EspañolI don’t know very much about Chile, but I know what socialism does to countries.
On Sunday, Chile elected Michelle Bachelet to be president. An open socialist, she previously served as president until 2010. During her first term she served as a moderate, but this election is different.
That is bad for Chile. Chile is almost an anomaly when it comes to Latin-American economies. It is the strongest economy in the Spanish-speaking, western world — as underlined by its performance in the World Economic Forum’s competitiveness ranking. All of that, however, may come to a screeching halt if Bachelet has her way and fulfills her promise of an “in-depth transformation.”
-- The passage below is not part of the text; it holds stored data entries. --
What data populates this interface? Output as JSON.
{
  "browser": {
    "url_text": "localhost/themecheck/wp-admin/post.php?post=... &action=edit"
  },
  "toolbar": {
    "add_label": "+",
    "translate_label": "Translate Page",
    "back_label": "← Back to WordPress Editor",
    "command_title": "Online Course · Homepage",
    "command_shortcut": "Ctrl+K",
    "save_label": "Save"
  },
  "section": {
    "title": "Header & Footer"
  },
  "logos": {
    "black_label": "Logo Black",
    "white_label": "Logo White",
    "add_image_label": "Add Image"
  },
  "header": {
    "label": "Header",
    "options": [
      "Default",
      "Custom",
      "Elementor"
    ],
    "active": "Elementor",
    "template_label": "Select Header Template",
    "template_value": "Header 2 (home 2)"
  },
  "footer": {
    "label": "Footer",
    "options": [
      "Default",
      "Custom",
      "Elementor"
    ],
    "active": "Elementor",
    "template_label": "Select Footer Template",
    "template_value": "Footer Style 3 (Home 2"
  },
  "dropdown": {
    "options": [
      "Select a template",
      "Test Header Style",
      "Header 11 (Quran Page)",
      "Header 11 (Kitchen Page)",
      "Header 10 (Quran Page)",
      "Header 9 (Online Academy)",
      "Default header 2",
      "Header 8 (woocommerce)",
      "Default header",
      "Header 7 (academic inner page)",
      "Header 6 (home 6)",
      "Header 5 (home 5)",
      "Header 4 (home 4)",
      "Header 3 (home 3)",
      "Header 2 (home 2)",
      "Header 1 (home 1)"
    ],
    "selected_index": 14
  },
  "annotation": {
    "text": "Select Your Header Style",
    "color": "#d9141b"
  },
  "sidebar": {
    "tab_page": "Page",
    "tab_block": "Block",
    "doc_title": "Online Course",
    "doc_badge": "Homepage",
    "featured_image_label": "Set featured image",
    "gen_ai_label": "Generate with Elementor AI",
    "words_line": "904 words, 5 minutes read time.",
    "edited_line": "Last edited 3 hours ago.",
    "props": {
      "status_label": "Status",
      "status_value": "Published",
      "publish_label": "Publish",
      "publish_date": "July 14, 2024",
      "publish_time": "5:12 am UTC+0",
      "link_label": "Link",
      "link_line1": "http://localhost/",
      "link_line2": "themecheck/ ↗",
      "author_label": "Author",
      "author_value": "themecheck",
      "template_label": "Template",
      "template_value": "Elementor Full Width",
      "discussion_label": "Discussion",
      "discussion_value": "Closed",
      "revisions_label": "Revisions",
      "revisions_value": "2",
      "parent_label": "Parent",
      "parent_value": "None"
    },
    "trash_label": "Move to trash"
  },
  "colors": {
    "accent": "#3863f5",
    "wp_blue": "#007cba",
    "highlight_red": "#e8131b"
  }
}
Among those are “free” college educations for all at the expense of professionals who will have to pay higher taxes, which will lead to less spending and investment by those professionals in the real economy, which will cause higher unemployment and lower productivity.
Her decision to side with the hardline socialists and communists and propose to rewrite the constitution could spell disaster for one of Latin America’s freest countries. Chile’s economy thrives on freedom. Just as China has grown thanks to a partial opening of its economy to capitalism, Chile’s relatively open markets have made it easy for the country to become and remain strong.
This election has put Chile on a road to Venezuelan economic calamity. While some observers have indicated that the new president may have simply sought out the communist left in order to win the election, her strong showing in the runoff election will give her nearly carte blanche to implement some, if not all, of her reforms.
There is no question about her capacity as a leader or her experience as a chief executive. (Read her bio here.) What is at play here is the continued move by Latin America toward collectivism. Despite decades of proof that socialism has and always will fail, socialist leaders continue getting elected and socialist reforms continue being implemented at the expense of free markets, personal liberty, and the people.
It may be too soon to tell if she will remain a European Socialist “light” advocate or if she will in fact put Chile on the road to communism. One can only hope she will pursue a moderate path and spare her citizens the discomfort and awkwardness of a toilet paper-less society like Venezuela.